アメリカフロリダ州オーランドで同性愛者をターゲットにした大量殺害事件。
ヘイトクライムです。

日本でもヘイトスピーチに対してようやく制度が整いつつありますけれど、今の日本はとても暴力的な社会ではないでしょうか。

貧困、格差、暴力があふれています。
その中で、今の日本社会に求められているのは生きづらさを抱えさせられている人全てに寄り添う政策、支援する制度をつくっていくことなんです。

今、困難を抱えた多くの人が、かつての私のように社会から見放されていると感じています。

私は市民一人一人の声が、国を動かすことができると、もうすでに体験しています。
国を相手に裁判を起こすとき、前例がないと言われました。
制度の限界だと言われました。

でも、そこで歩みを止めてしまっては、何も変わらないんです。
前例がなければ、前例をつくればいいじゃないですか。

制度の限界だ、そういうならば、その制度こそ変えなければなりません。

私は支援者として、女性たち、若者たちの痛み、命の声を聞いてきました。

特に、若者たちの絶望は深いです。

18歳以上の選挙権導入という変化の中で、若者たちが希望を持てる社会にしなければならないと思っています。
具体的には、皆さんお手元のリーフレットの方にあげていますが、暴力の加害者をきちんと処罰できる社会をつくること。

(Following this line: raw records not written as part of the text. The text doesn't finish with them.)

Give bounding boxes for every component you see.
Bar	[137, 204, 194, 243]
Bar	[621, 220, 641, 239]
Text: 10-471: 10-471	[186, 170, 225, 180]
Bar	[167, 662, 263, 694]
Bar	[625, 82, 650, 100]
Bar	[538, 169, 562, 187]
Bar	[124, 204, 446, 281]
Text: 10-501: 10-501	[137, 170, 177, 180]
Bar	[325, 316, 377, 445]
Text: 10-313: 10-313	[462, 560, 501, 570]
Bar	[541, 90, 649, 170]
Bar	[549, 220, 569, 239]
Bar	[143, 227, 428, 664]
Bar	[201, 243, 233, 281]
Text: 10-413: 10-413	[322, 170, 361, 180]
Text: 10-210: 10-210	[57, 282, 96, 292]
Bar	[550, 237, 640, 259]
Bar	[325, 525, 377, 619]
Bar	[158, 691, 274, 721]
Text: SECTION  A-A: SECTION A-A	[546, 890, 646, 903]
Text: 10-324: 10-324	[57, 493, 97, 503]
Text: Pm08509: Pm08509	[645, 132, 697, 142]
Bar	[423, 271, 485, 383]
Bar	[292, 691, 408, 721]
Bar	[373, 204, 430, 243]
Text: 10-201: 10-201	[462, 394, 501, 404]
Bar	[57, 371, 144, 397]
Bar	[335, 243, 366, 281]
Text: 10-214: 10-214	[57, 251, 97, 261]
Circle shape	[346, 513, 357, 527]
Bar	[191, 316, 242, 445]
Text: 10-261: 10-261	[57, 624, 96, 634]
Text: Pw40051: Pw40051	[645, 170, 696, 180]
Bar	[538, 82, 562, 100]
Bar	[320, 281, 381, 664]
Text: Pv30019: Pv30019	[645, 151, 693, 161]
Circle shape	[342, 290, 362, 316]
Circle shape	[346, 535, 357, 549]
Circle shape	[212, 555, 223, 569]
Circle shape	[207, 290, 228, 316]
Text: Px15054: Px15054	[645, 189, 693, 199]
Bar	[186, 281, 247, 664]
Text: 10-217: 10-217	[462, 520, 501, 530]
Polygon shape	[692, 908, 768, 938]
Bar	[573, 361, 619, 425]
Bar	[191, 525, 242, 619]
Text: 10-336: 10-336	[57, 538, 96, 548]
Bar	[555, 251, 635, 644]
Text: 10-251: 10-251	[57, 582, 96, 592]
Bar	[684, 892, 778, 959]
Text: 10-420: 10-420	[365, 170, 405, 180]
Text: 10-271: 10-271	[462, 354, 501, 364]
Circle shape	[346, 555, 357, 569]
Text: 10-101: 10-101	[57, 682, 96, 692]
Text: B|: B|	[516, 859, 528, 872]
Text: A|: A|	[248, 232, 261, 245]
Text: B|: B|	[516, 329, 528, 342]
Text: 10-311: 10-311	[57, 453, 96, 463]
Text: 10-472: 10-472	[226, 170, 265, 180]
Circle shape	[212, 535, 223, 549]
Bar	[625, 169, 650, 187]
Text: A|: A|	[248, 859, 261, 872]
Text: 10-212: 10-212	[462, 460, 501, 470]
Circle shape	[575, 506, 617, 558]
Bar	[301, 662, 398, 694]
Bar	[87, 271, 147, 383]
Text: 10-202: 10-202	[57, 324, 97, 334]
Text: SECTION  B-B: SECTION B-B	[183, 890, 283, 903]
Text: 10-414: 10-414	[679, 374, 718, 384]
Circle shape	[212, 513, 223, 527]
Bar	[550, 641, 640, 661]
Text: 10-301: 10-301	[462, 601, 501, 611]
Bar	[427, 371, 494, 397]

男女、正規非正規雇用の賃金格差をなくすこと、最低賃金を最低でも1500円にすること、性的マイノリティなどの人権を確立すること、原発ゼロにすること、女性議員を増やすこと。

こうした政策を私は実現したいんです。

佐藤かおりの名前は、支援にかかわる仲間たちの中では、知られています。
でも国政では無名です。
けれども、私は国政にチャレンジすることに迷いはありませんでした。
困難を抱えた人たちの声に忠実に関わっていたら、もう国政にチャレンジするしかないんです。

私、佐藤かおりと一緒に一人一人の痛みを力に変え、誰もが自分らしく生きられる社会を、みなさん一緒につくっていきましょう。
(拍手)

痛みを力に
全ての人にやさしい社会へ
一緒に日本の舵を切りましょう。

「やめない」
「負けない」
「諦めない」

私、佐藤かおりを、皆さんどうぞ応援してください。